Their findings, published Dec. 11 in the journal Proceedings of the National Academy of Science, may reveal the cause of some undiagnosed infertility problems and point the way to new methods of birth control.
For decades, scientists have known that a group of neurons in a part of the brain called the hypothalamus and cells in the pituitary gland control the menstrual cycle.
The brain stimulates the pituitary to make hormones that, early in the menstrual cycle, spur the ovaries to produce estrogens—predominantly a type of estrogen called estradiol.
Estradiol builds in the bloodstream until it reaches a concentration that causes a surge of the hypothalamic and pituitary hormones, including one called luteinizing hormone, which in turn trigger an ovary to release an egg.
“It’s a feedback loop, and scientists have thought for some time that it was all to do with the estrogen from the ovaries,” says Ei Terasawa, professor of pediatrics at the UW-Madison School of Medicine and Public Health and senior scientist at the Wisconsin National Primate Research Center.
“Then, in 2013, we discovered the hypothalamus was releasing estradiol like the ovaries, and we were so surprised. We knew it had to be important.”
Now, Terasawa, Brian Kenealy (who earned his doctorate in Terasawa’s lab) and colleagues have worked out just how important by studying the brains of rhesus macaque monkeys who’d had their ovaries removed.
They implanted capsules under the monkeys’ skin that released estradiol, fooling their brains into thinking there were ovaries at work preparing for ovulation.
At the same time, the scientists kept the animals from making any of their own estrogens by inhibiting the work of an enzyme, aromatase, necessary for estrogen production.
Without the help of estradiol produced by the monkeys, the rising release of luteinizing hormone began, but fell short of the full surge required to spark ovulation by about 70 percent compared to animals whose estrogen production wasn’t suppressed.
To zero in on where the estrogen was doing its work, the researchers repeated the process, but blocked estradiol production specifically in the hypothalamus in the monkeys.
They watched for the emergence of hypothalamic hormones—called gonadotropin-releasing hormone and kisspeptin—that indicated the key neurons were ramping up to cue the luteinizing hormone surge.
In this case, the releases of all three ovulation-signaling hormones were reduced, indicating that the brain was where the estradiol effects were happening.

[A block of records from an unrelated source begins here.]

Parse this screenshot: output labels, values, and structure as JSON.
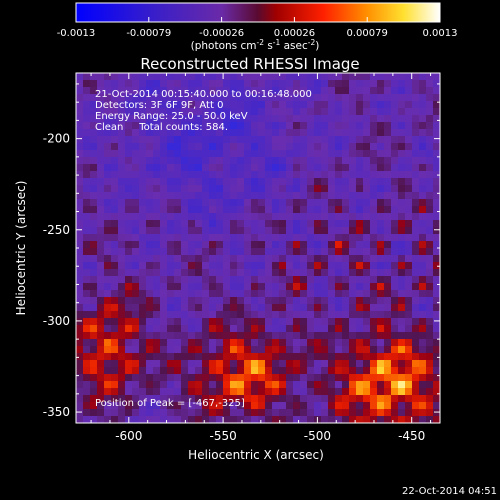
{
  "colorbar": {
    "tick_labels": [
      "-0.0013",
      "-0.00079",
      "-0.00026",
      "0.00026",
      "0.00079",
      "0.0013"
    ],
    "unit_parts": {
      "photons": "(photons cm",
      "exp1": "-2",
      "s": " s",
      "exp2": "-1",
      "asec": " asec",
      "exp3": "-2",
      "close": ")"
    },
    "colormap": "rhessi-blue-purple-red-yellow-white"
  },
  "plot": {
    "title": "Reconstructed RHESSI Image",
    "xlabel": "Heliocentric X (arcsec)",
    "ylabel": "Heliocentric Y (arcsec)",
    "xticks": [
      "-600",
      "-550",
      "-500",
      "-450"
    ],
    "yticks": [
      "-200",
      "-250",
      "-300",
      "-350"
    ],
    "info_lines": [
      "21-Oct-2014 00:15:40.000 to 00:16:48.000",
      "Detectors: 3F 6F 9F, Att 0",
      "Energy Range: 25.0 - 50.0 keV",
      "Clean     Total counts: 584."
    ],
    "peak_text": "Position of Peak = [-467,-325]"
  },
  "footer": {
    "timestamp": "22-Oct-2014 04:51"
  }
}
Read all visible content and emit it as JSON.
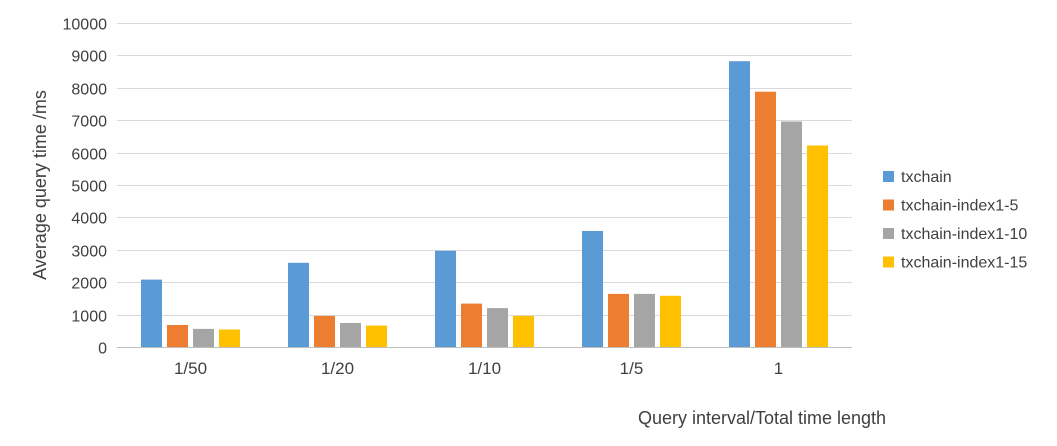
{
  "chart_data": {
    "type": "bar",
    "xlabel": "Query interval/Total time length",
    "ylabel": "Average query time /ms",
    "ylim": [
      0,
      10000
    ],
    "y_ticks": [
      0,
      1000,
      2000,
      3000,
      4000,
      5000,
      6000,
      7000,
      8000,
      9000,
      10000
    ],
    "categories": [
      "1/50",
      "1/20",
      "1/10",
      "1/5",
      "1"
    ],
    "grid": true,
    "legend_position": "right",
    "series": [
      {
        "name": "txchain",
        "color": "#5b9bd5",
        "values": [
          2080,
          2600,
          2970,
          3580,
          8820
        ]
      },
      {
        "name": "txchain-index1-5",
        "color": "#ed7d31",
        "values": [
          680,
          960,
          1340,
          1640,
          7880
        ]
      },
      {
        "name": "txchain-index1-10",
        "color": "#a5a5a5",
        "values": [
          560,
          740,
          1200,
          1640,
          6960
        ]
      },
      {
        "name": "txchain-index1-15",
        "color": "#ffc000",
        "values": [
          540,
          660,
          960,
          1580,
          6220
        ]
      }
    ]
  }
}
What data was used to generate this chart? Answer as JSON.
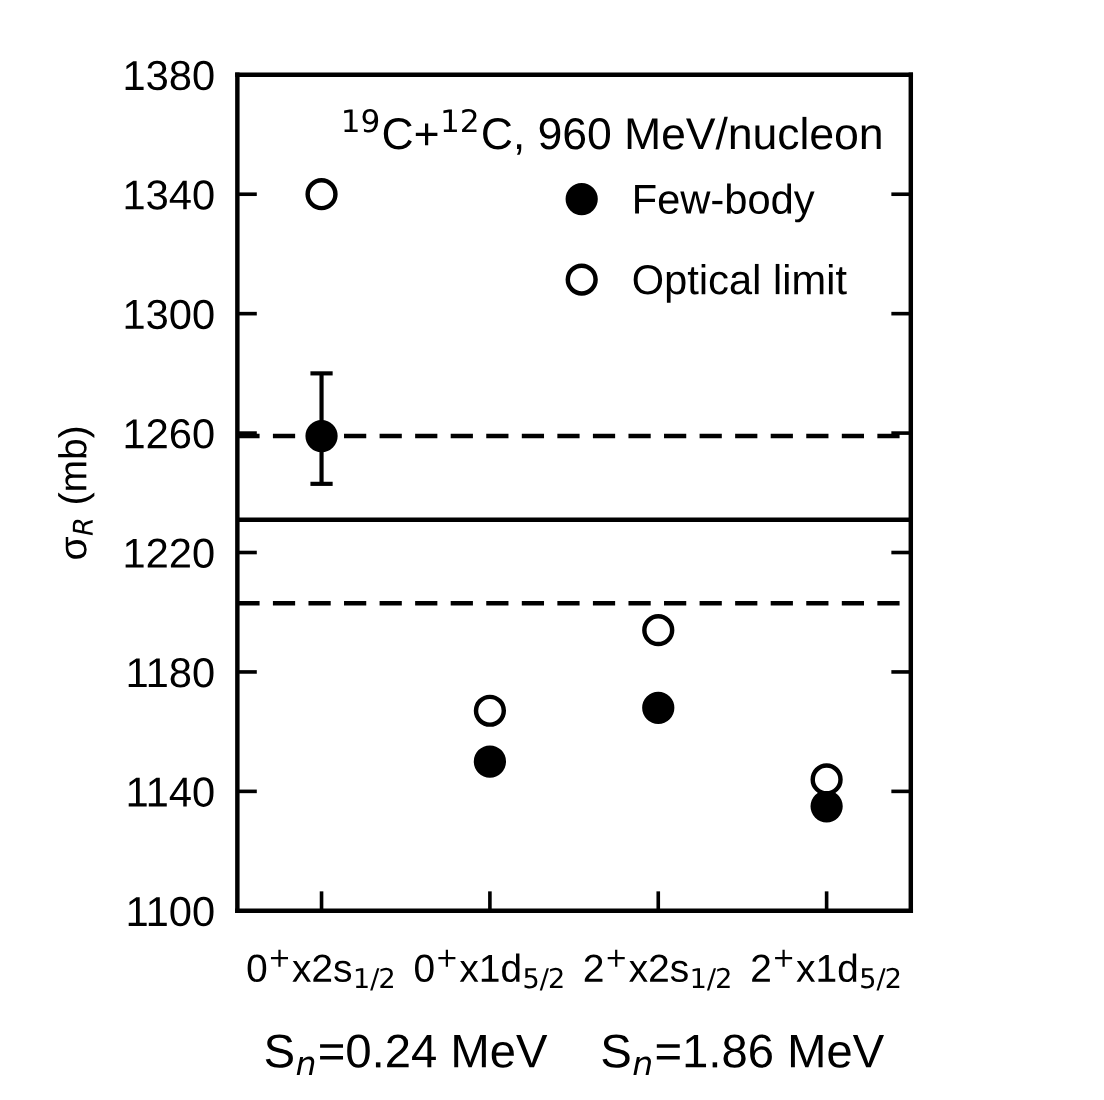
{
  "chart_data": {
    "type": "scatter",
    "title": "$^{19}$C+$^{12}$C, 960 MeV/nucleon",
    "ylabel": "σ$_{R}$ (mb)",
    "categories": [
      "0$^{+}$x2s$_{1/2}$",
      "0$^{+}$x1d$_{5/2}$",
      "2$^{+}$x2s$_{1/2}$",
      "2$^{+}$x1d$_{5/2}$"
    ],
    "series": [
      {
        "name": "Few-body",
        "color": "#000000",
        "values": [
          1259,
          1150,
          1168,
          1135
        ],
        "errors": [
          [
            1243,
            1280
          ],
          null,
          null,
          null
        ]
      },
      {
        "name": "Optical limit",
        "color": "#ffffff",
        "values": [
          1340,
          1167,
          1194,
          1144
        ]
      }
    ],
    "ylim": [
      1100,
      1380
    ],
    "yticks": [
      1100,
      1140,
      1180,
      1220,
      1260,
      1300,
      1340,
      1380
    ],
    "ref_lines": [
      {
        "axis": "y",
        "value": 1259,
        "line_style": "dashed"
      },
      {
        "axis": "y",
        "value": 1231,
        "line_style": "solid"
      },
      {
        "axis": "y",
        "value": 1203,
        "line_style": "dashed"
      }
    ],
    "annotations": [
      "S$_{n}$=0.24 MeV",
      "S$_{n}$=1.86 MeV"
    ],
    "marker": "circle",
    "legend": "top right",
    "grid": false
  }
}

“The ovarian estrogen starts the surge, but the brain estrogen allows the surge to continue,” says Kenealy.
“When we block the production of brain estrogen, we still start the surge, but basically we cut the top off the mountain and the surge is drastically reduced.”
“This shows the brain’s estrogen is a huge helper, necessary for the release of an egg that makes pregnancy possible,” says Terasawa, whose work was funded by the National Institutes of Health.
“We have to modify our concept of the feedback loop.”
A new picture of the hormonal progression to ovulation could eventually have clinical applications.
“Maybe doctors can use this to figure out a better way to treat people dealing with fertility issues,” Kenealy says. “We’ve filled in some of the gaps we didn’t know before, and hopefully that will help people in the future.”